Un’onta del genere si può lavare solo con l’espulsione dal Movimento, è il ragionamento di Di Maio, pronto a sacrificare il suo amico Andrea Cecconi sull’altare della scalata a Palazzo Chigi. Bisogna capire, però, se il cartellino rosso sia un’opzione percorribile, perché sulle regole del Movimento pende sempre la mannaia di Lorenzo Borré, l’avvocato paladino degli espulsi, pronto a impugnare - se interpellato - i provvedimenti disciplinari dello Staff centrale. Il legale è convinto che Cecconi e Martelli non possono essere buttati fuori a causa dell’esistenza di diverse associazioni costituite negli ultimi nove anni e titolari a vario titolo del trattamento degli iscritti. «Considerato che Martelli e Cecconi sono stati eletti nell’attuale legislatura come portavoce dell’associazione M5S costituita del 2009 e che le omissioni che gli vengono contestate riguardano un periodo anteriore alla costituzione del nuovo omonimo partito, sarebbe opportuno - prima di adottare eventuali provvedimenti disciplinari - ri- leggere la recente sentenza del Tribunale di Roma sul caso di Roberto Motta», spiega l’avvocato Borré. I giudici hanno infatti stabilito che «non è possibile sanzionare un associato per fatti anteriori alla costituzione del vincolo associativo né ciò può farsi in forza di un regolamento/ statuto entrato in vigore successivamente a tali fatti», precisa il legale. Dunque, «considerato che sia i due parlamentari che i probiviri hanno verosimilmente aderito al partito blogdellestelle. it successivamente al 30 dicembre 2017, non si vede come possano essere irrogate sanzioni disciplinari per fatti asseritamente commessi prima che si iscrivessero al partito suddetto e addirittura prima che il partito fosse costituito».

Ma il leader pentastellato non si farà di certo intimorire dalla minaccia di nuovi ricorsi. Luigi Di Maio non concepisce ostacoli sul suo cammino e per parare i colpi prova ad arruolare il procuratore nazionale antimafia, Federico Cafiero de Raho. «Rilanciamo l’appello del procuratore nazionale antimafia De Raho, che ha detto non votate per le forze politiche che hanno dentro gli impresentabili», dice il capo politico, «perché siamo l’unica forza politica che non ha impresentabili nelle liste e ha dei regolamenti molto stretti che non permettono neanche ai condannati in primo grado di candidarsi». È la linea difensiva che nel corso della giornata verrà ripetuta da vari colonnelli grillini: Carla Ruocco, Giulia Sarti e Vittorio Ferraresi.

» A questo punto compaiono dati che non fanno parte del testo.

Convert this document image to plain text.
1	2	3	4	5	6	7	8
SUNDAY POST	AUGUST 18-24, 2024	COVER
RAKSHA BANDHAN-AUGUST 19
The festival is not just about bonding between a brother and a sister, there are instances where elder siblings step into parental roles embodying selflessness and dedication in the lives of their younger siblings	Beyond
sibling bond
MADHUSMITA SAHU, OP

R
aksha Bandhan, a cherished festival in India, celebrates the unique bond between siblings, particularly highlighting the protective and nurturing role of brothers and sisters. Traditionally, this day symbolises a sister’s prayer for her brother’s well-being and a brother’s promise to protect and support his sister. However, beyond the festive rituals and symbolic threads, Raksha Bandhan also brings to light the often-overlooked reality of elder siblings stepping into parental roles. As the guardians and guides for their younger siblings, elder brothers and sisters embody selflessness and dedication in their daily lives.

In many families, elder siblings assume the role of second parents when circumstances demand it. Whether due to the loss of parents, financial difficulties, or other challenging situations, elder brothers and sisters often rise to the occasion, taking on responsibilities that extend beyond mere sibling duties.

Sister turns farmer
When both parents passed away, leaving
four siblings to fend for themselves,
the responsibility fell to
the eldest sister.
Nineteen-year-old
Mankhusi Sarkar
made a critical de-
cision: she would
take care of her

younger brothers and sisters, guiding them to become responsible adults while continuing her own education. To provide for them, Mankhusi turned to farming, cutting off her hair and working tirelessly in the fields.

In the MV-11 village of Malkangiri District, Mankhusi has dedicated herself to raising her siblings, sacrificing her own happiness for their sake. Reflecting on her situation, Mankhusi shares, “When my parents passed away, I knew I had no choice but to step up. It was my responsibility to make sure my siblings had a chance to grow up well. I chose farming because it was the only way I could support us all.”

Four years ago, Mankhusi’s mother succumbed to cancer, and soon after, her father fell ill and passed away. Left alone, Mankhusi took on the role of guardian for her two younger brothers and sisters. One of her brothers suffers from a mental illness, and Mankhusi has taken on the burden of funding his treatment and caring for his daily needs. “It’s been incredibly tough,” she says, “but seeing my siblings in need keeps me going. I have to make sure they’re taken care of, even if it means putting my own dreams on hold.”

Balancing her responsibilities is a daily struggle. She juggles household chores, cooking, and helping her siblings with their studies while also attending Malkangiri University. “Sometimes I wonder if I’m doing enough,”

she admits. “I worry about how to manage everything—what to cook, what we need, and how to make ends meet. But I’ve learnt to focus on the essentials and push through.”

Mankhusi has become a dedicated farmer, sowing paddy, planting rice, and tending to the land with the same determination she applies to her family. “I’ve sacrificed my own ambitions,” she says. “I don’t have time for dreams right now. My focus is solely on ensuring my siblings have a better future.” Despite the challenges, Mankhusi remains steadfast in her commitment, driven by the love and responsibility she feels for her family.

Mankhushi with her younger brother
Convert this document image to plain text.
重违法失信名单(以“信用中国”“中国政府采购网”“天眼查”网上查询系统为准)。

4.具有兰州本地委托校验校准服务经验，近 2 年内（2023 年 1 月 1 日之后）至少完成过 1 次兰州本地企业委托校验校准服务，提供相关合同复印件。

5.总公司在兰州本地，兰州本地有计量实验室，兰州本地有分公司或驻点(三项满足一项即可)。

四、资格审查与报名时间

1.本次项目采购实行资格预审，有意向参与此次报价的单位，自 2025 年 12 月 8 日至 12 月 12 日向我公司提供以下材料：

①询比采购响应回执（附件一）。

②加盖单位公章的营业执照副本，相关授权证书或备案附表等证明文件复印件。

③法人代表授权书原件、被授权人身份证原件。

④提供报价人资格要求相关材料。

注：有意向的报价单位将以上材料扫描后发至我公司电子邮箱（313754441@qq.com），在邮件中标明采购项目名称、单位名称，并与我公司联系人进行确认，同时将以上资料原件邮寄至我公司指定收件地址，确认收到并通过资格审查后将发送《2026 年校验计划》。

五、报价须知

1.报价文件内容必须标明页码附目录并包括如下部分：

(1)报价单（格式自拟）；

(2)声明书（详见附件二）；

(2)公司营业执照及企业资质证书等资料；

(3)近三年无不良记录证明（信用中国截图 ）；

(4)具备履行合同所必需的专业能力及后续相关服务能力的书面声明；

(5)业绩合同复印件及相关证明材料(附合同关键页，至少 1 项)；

Il capo dell’antimafia ha dato «uno schiaffo ai vecchi partiti», insistono.

Il segretario del Pd però non ha alcuna intenzione di lasciar correre sullo scivolone pentastellato e contrattacca. «Gli impresentabili sono loro, poi ce n’è uno che tecnicamente non si presenta: mi riferisco a Di Maio, che è come quel compagno di scuola che diceva nell’intervallo ti aspetto fuori, tu scendi e non c’è!», ironizza Renzi. «Di Maio è stato presente alla Camera il 30 per cento delle volte, ed era pure vice presidente. Ridicolo. L’altro vice presidente Giachetti ha l’ 89 per cento delle presenze, questa è la differenza di come si intendono le istituzioni. Io metterei pure la regola che chi ha il 30 per cento di presenze prende il 30 per cento dello stipendio».